Son
père a beau lui avoir dit, juste avant qu'il ne quitte le domicile
familial pour la première fois, il y a de cela un bon bout de temps,
fiston, la vie est une entreprise ardue qu'il te faudra affronter
avec courage et détermination, cela n'a pas empêché Ralph de
galérer et de commencer à se pinter sans modération avant de
remonter tout doucement la pente pour devenir prof, mari et père de
famille. La vie rêvée en quelque sorte. À un détail près :
Ralph est persuadé que sa femme l'a trompé, il y a deux ans, lors
d'une fête trop arrosée, avec un type qu'ils ne reverront sans
doute jamais. Il y pense de plus en plus, cela devient même
quasi-obsessionnel et il va, ce soir-là, après avoir corrigé ses
copies, la tarabuster pour qu'elle avoue enfin. Ce qu'elle fera,
cassant ainsi, en quelques minutes, le bel ordonnancement de leur vie
de couple.
Tout
Carver, ou presque, se trouve dans des situations comme celle-ci. Il
s'immisce dans une famille de la classe moyenne blanche américaine
où l'harmonie semble de mise. Il décrit l'ordinaire du couple. Il
y a les enfants, le chien, la maison tenue, le frigo rempli, la
bouteille de whisky à portée de main, etc.
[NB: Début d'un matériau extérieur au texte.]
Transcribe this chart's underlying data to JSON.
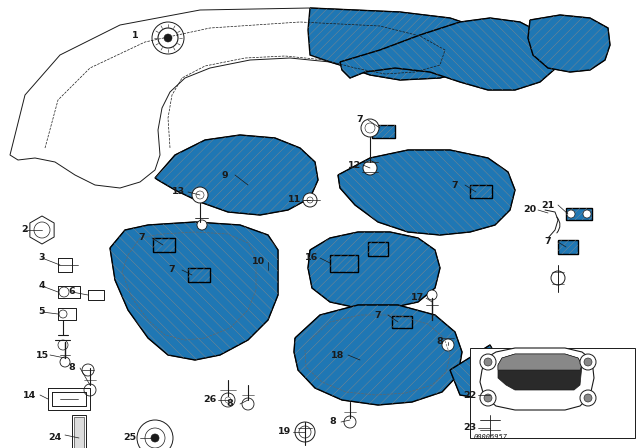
{
  "bg_color": "#ffffff",
  "line_color": "#1a1a1a",
  "diagram_code": "00006957",
  "figsize": [
    6.4,
    4.48
  ],
  "dpi": 100
}
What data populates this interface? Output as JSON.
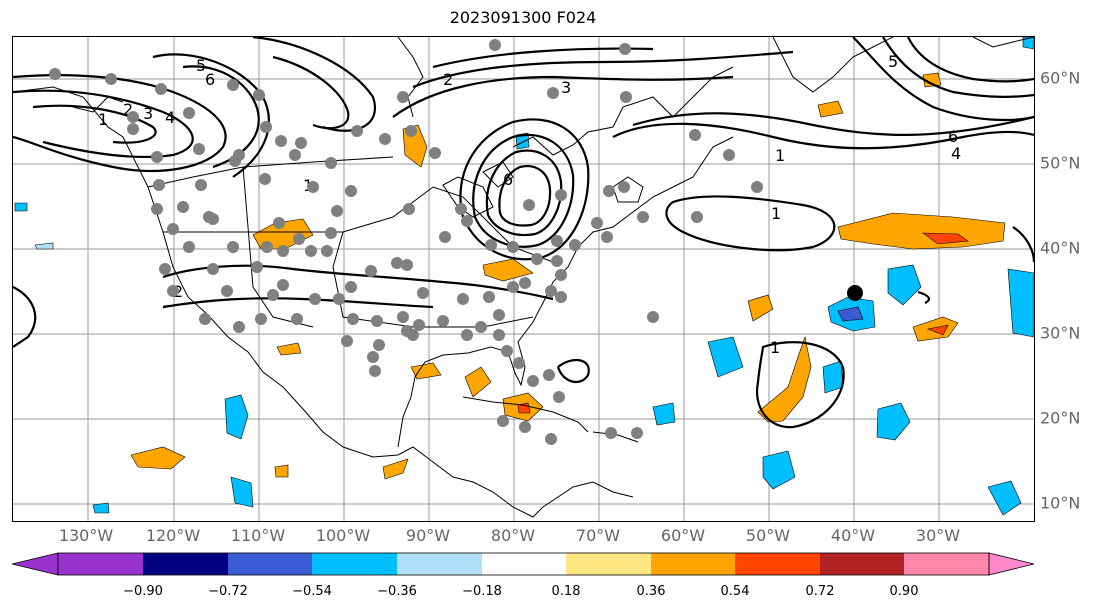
{
  "title": "2023091300 F024",
  "lon_labels": [
    {
      "text": "130°W"
    },
    {
      "text": "120°W"
    },
    {
      "text": "110°W"
    },
    {
      "text": "100°W"
    },
    {
      "text": "90°W"
    },
    {
      "text": "80°W"
    },
    {
      "text": "70°W"
    },
    {
      "text": "60°W"
    },
    {
      "text": "50°W"
    },
    {
      "text": "40°W"
    },
    {
      "text": "30°W"
    }
  ],
  "lat_labels": [
    {
      "text": "60°N"
    },
    {
      "text": "50°N"
    },
    {
      "text": "40°N"
    },
    {
      "text": "30°N"
    },
    {
      "text": "20°N"
    },
    {
      "text": "10°N"
    }
  ],
  "colorbar": {
    "labels": [
      "−0.90",
      "−0.72",
      "−0.54",
      "−0.36",
      "−0.18",
      "0.18",
      "0.36",
      "0.54",
      "0.72",
      "0.90"
    ],
    "colors": [
      "#9932cc",
      "#000080",
      "#3b5bd6",
      "#00bfff",
      "#b0e0f8",
      "#ffffff",
      "#ffe680",
      "#ffa500",
      "#ff4500",
      "#b22222",
      "#ff88aa",
      "#ff88cc"
    ]
  },
  "contour_labels": [
    "1",
    "2",
    "3",
    "4",
    "5",
    "6",
    "1",
    "2",
    "6",
    "1",
    "4",
    "5",
    "6",
    "1",
    "1",
    "2",
    "3"
  ]
}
Tout va à peu près
bien jusqu'au jour où l'un des deux se met à dérailler. Et c'est
justement ce jour-là, celui où la très monotone mécanique
quotidienne va s'emballer, qui intéresse Carver. Et c'est également
cela – en plus de son sens du portrait et de sa façon minutieuse,
méthodique, de raconter la déflagration en cours – qui me plaît
dans ses textes. Il parvient à mettre en scène, sans fioriture,
avec un minimum de vocabulaire, sans porter le moindre jugement, à
coups de dialogues brefs, le côté imprévisible et destructeur de
l'être humain. Il sait que celui-ci est susceptible de foutre en
l'air en un instant ce qu'il a mis des années à bâtir. Il nous
convie au spectacle. Il tient les rênes d'une main ferme. Ne lâche
pas. Gratte jusqu'à l'os. On sent qu'il connaît par cœur la
personnalité de ses personnages et leurs réactions pour les avoir
côtoyés au hasard des multiples petits boulots qu'il a effectués
pour gagner sa croûte. C'est aussi ce versant particulier, celui qui
a trait au monde du travail, à ses tensions et à ses défaillances,
qui est récurrent chez lui. Il peut parler d'à peu près tout, se
déplacer aisément de la ville à la campagne et s'arrêter près
des rivières, noter la réalité des rondes de nuit dans un
hôpital ou saisir le bruit des trayeuses électriques en action dans
une stabulation, en posant à chaque fois un regard éclairé sur ces
différents moments de vies qu'il restitue. Il dresse, mine de rien,
un sacré panorama d'une Amérique peu visible, celle où se
retrouvent, souvent isolés dans leur sphère privée, et parfois
occupés à se torturer psychologiquement, de nombreux anonymes qui
ne vont pas très bien et qui nous ressemblent beaucoup.
Raymond Carver : Tais-toi, je t'en prie, éditions de L'Olivier.